If you’re reading this, it’s very likely that you know how to use the internet. It’s also likely you’ve made an account on the internet somewhere. When you created your last account, what kind of requirements were you forced to use? For a number of web services, these requirements still follow the 2003 NIST SP 800-63 Appendix A standards that recommend an 8-character minimum, containing one uppercase, one lowercase, one digit, and one special character (Ex: Procircular1!).
We’re going to look at the math behind this format of password and determine how difficult cracking that password would be.
But first, a few assumptions:
- We only care about the English dictionary/alphabet. We’re not going to worry about French/Spanish words, but using other languages is a great way to decrease the effectiveness of some attacks.

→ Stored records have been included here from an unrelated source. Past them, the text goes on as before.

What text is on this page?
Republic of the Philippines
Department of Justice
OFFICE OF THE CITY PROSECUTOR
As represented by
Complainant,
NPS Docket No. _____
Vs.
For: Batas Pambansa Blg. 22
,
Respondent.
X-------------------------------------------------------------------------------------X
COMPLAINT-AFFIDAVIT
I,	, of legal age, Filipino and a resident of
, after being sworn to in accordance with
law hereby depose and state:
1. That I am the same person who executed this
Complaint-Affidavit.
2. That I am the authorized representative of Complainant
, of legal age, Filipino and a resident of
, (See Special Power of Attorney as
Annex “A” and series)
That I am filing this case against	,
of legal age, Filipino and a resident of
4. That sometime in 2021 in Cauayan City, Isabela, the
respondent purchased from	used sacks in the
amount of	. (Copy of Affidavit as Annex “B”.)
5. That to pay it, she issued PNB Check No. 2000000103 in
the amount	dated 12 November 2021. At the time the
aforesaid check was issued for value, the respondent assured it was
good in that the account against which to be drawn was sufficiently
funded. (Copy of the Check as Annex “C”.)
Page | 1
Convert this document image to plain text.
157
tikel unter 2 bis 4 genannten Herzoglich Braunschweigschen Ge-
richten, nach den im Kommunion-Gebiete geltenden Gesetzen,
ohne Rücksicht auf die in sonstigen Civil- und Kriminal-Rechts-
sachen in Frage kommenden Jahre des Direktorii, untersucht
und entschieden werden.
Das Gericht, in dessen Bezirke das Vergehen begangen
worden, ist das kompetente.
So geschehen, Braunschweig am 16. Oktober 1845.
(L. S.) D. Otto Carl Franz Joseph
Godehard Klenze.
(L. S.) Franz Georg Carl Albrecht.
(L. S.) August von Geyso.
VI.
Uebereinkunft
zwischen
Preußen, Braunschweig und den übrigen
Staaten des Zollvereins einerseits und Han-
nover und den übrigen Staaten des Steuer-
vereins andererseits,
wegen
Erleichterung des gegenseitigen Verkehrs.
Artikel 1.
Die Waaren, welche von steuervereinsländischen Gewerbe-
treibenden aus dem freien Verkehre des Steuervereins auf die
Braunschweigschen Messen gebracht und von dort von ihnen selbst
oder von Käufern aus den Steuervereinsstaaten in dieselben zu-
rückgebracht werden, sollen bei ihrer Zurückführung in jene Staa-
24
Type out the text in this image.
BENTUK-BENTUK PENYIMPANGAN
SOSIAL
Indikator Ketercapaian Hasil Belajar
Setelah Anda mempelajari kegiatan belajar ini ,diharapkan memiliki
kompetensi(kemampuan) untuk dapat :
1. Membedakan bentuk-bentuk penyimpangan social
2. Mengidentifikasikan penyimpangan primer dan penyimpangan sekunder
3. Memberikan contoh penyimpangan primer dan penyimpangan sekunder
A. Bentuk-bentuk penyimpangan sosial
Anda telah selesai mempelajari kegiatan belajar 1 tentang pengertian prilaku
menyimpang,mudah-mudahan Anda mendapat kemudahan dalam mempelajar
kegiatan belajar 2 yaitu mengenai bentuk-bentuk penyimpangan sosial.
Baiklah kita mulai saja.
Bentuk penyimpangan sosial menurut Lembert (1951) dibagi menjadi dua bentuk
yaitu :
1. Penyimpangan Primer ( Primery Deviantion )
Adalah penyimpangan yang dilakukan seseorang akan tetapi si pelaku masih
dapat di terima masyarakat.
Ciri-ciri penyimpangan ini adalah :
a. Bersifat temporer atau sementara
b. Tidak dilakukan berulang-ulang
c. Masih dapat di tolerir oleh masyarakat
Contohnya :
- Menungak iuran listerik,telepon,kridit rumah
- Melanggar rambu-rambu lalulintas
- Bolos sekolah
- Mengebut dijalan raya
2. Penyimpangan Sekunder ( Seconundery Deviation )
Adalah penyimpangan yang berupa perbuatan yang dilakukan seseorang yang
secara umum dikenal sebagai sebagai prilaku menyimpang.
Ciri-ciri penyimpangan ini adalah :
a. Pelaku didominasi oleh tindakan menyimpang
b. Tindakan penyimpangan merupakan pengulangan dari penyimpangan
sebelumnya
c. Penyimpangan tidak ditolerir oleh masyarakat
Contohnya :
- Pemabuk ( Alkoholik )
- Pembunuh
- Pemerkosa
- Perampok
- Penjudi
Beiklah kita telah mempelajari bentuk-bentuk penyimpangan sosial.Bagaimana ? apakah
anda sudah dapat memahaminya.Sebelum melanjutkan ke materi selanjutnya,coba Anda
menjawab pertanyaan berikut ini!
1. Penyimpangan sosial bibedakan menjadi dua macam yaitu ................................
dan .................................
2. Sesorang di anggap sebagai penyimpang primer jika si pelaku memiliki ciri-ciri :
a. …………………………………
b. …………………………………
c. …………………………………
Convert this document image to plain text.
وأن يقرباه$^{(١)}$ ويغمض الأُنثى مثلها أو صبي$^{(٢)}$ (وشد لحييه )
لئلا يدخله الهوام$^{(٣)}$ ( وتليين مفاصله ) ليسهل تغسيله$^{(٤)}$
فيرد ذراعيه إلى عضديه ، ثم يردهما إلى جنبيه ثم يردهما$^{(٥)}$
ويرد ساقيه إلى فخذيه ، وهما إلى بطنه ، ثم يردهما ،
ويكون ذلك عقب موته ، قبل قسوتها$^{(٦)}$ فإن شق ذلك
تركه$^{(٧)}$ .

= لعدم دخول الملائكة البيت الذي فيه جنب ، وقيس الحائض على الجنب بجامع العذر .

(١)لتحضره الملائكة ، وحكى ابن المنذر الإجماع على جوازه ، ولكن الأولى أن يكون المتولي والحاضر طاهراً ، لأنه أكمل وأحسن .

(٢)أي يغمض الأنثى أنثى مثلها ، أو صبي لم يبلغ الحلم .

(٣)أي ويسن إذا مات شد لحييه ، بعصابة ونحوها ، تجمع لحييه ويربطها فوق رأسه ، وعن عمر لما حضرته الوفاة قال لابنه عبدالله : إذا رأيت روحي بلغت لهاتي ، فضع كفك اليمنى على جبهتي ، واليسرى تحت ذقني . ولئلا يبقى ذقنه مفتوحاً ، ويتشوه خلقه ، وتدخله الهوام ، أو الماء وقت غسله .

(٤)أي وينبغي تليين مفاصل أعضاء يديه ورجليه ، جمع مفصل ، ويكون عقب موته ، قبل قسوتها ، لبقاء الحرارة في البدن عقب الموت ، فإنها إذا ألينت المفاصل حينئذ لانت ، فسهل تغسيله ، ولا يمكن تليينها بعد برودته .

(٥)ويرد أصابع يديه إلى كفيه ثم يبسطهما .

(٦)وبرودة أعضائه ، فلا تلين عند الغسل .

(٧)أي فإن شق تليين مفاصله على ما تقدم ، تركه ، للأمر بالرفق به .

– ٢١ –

- We assume an attacker knows that we are using the English dictionary/alphabet and the exact set that we are using. This is following Shannon’s Maxim.
- The attacker has the password hash and can try to break it locally.
- The hash that was used is perfectly secret and collision resistant, the only way to break it is to hash the exact plaintext and compare it.
One more note - If an attacker is forced to try and break the password by making a web request, then they will be bottlenecked by their network connection. If the hash is not secure, then there are plenty of other ways an attacker may be able to break our password, which does happen in the wild constantly.
Now back to the math:
When we combine all lower and uppercase characters, numbers one through ten, and 33 various special characters, we have 95 printable characters available on your typical keyboard. If we assume that we have no idea about the order of any characters in this password , then the amount of entropy (a measure of the amount of potential data in a password) in our password follows the following formula:
95⁸ = 6,634,204,312,890,625
That’s 6.63 quadrillion possibilities, enough that a single GPU would likely require days to brute force. But how many people do you know that can memorize a unique eight random character password for every account they have? Since humans only have so much RAM in their heads to keep track of all these things, we tend to follow a pattern. This pattern is almost invariably 6-10 letters (upper or lower case), 1 number, and 1 special character. At the lower bound, this is how many combinations we have to brute force.
52 x 52 x 52 x 52 x 52 x 52 x 10 x 33 = 6,524,301,189,120
A modest six and a half trillion different combinations. We’ve now effectively cut our key space to one tenth of the original size (this estimate is a bit of a clobber but fine for our purposes). This is still a massive number to brute force, but brute forcing is an inefficient method of password cracking, often only used as a last resort or if an attacker is only working to crack a single password (such as a domain administrator hash) and can point all resources at a single target.
So how can we perform this cracking more efficiently? While there’s an entire field of study devoted to developing methods to more effectively crack passwords, we’re going to focus on the most common method, dictionary attacks.
If we assumed that our first 6 characters were random letters either upper or lower case, we have a total of 19,770,609,664 (52^6) possible combinations for the first 6 characters. But as we know, humans tend to use something memorable as opposed to just using random strings of letters. So, what if we use words in our password cracking attempts instead of individual characters?
According to the Oxford English Dictionary’s Second Edition published in 1989 there are about 170,000 words that are currently used along with another 47,000 obsolete words. If we include the various forms of each of these words, (for example: ran, run, running) as well as words that are colloquially known but haven’t yet been added, this number approaches 750,000. This isn’t a very accurate number, but it will serve as a general representation of what words people might use in a password and will serve well enough for our purposes here.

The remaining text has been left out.